L'opéra Aïda, mis en scène par Franco Dragone, sera présenté au public belge à Anvers et Bruxelles en mai et décembre prochains. "Même si je n'ai pas l'impression de faire mon retour en Belgique, cela fait tout de même plaisir d'avoir un spectacle à présenter à nos concitoyens. De leur donner un aperçu de ce que l'on fait", reconnait le metteur en scène, dont la société, Dragone, a créé plusieurs dizaines de spectacles à travers le monde depuis 2000. D'après lui, le public belge est "très intelligent", habitué à beaucoup de diversité et il donne du relief à une représentation.
La genèse d'Aïda remonte à 2013, lorsque la directrice du théâtre San Carlo de Naples a demandé au Louviérois de faire l'ouverture de la saison. "Lorsqu'une telle personne demande à quelqu'un qui fait du cirque d'ouvrir la saison, c'est déjà quelque chose! J'ai respecté à la note près la musique de Verdi. Par contre, j'ai un peu désobéi sur le visuel", admet-il.
Si Franco Dragone se montre intéressé par la musique, il l'est moins par l'histoire d'amour racontée par cet opéra. Il lui fallait trouver une connexion avec le monde contemporain. Ce qu'il a fait en se baladant dans les rues de la ville italienne, où il a été surpris par le nombre d'amuseurs publics qu'il y croisait mais aussi par le nombre de réfugiés qui passaient déjà par cette région à l'époque. Il s'est inspiré de ces gens, "qui sont les témoins de la grande Histoire, tels ceux que les puissants ne regardaient jamais".

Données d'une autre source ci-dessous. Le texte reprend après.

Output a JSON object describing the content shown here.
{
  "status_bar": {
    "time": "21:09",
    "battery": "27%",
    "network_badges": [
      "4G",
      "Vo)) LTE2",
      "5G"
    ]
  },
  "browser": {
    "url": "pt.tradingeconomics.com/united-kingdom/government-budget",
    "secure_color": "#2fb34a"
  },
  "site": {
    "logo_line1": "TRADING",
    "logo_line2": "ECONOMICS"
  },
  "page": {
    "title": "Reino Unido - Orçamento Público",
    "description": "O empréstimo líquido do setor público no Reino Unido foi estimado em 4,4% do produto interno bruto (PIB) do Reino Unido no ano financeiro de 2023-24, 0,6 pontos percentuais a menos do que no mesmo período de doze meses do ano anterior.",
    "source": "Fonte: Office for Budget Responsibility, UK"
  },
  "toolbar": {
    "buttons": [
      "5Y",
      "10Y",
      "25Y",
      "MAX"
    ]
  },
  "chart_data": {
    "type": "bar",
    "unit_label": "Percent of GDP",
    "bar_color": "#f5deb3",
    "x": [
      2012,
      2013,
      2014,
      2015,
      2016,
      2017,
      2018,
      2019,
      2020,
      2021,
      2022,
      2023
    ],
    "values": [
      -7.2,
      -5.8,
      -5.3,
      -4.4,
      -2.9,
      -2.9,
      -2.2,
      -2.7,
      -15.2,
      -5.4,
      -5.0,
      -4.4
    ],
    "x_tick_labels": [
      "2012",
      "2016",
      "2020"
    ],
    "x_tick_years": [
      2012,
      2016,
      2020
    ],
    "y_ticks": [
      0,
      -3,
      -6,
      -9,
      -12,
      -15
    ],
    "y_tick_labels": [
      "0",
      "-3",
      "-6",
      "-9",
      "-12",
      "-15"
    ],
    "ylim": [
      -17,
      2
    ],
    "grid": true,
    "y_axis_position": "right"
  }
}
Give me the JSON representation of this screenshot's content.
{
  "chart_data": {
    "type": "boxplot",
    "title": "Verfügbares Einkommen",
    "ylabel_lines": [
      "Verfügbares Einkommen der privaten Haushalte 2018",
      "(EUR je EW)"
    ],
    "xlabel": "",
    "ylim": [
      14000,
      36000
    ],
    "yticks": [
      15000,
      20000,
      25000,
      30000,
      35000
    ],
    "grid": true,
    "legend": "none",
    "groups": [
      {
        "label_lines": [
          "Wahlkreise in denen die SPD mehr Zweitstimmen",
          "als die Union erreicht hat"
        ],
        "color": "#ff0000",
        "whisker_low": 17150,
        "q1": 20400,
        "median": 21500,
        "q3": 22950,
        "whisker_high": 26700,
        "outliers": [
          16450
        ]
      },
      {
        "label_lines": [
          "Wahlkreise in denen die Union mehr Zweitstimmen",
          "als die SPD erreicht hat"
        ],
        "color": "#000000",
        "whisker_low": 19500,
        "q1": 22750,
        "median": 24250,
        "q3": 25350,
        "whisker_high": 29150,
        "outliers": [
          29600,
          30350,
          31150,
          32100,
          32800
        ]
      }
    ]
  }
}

L'opéra en quatre actes de Verdi sera présenté au Stadsschouwburg d'Anvers les 11, 12, 13 et 14 mai, et à Forest National, à Bruxelles, le 23 décembre. Il a été spécialement mis en scène par Franco Dragone pour la société de promotion et de production de spectacles belge Music Hall. Il bénéficiera de la même scénographie qu'à Naples mais dans un espace différent. "Or l'espace détermine quelque part le théâtre", relève-t-il, impatient d'en découvrir le résultat. "Cela fait quand même un peu peur car c'est chez moi!"
Aïda, qui mêle le côté spectaculaire de la représentation, avec un décor post-apocalyptique, et un aspect davantage métaphorique, est loin du budget de certains opéras. Mais il en garde son aspect visuel fort. "Il ne doit pas seulement impressionner mais aussi émouvoir." Et cela a permis de rajeunir le public venu y assister lorsqu'il a été présenté à Naples. "C'est ce que l'on veut amener en Belgique aussi", ambitionne le metteur en scène. "L'opéra n'est pas fait que pour ceux qui l'aiment. Et il a sa place dans une salle de concert comme Forest National", souligne-t-il.
Cela faisait de très nombreuses années qu'un spectacle à budget de Franco Dragone n'avait pas été produit dans son propre pays. Le fondateur de la société Music Hall a cependant vu la possibilité de le présenter au public belge et a convaincu le Louviérois.
Toutefois, pour amortir un projet de cette envergure, il faut l'exporter en dehors des frontières. "Les budgets de la culture sont toujours les premiers à être rabotés", se désole-t-il en effet, se félicitant par contre de l'ouverture, depuis début février, aux arts vivants du tax-shelter, un avantage fiscal offert aux entreprises qui souhaitent investir dans une oeuvre.
La prochaine grande date dans l'agenda de Franco Dragone est l'ouverture de son spectacle à Dubaï le 10 août. Un autre devrait suivre au Vietnam en plus des spectacles déjà créés et à venir ailleurs aux Moyen- et Extrême-Orients. "Mais les projets et les budgets ne sont pas comparables. Dubaï prépare par exemple l'Exposition universelle de 2020. Ils peuvent se permettre d'investir et de construire des théâtres."
Le metteur en scène entend par contre continuer, au travers de son travail, à déconstruire les murs entre les citoyens, à l'image de celui qui doit voir le jour entre les Etats-Unis et le Mexique. "Nous sommes beaucoup plus forts ensemble. Nous ne devons pas nous enfermer dans nos ghettos et il faut travailler avec nos richesses", lance-t-il.
Un leitmotiv qu'il applique également à son propre pays, où il mêle toutes les communautés dans la préparation de ses spectacles. "On a préparé celui de Macao à Lindt, celui de Céline Dion à La Louvière ou encore celui de Las Vegas à Mons. Je tiens à cette idée de travailler ensemble."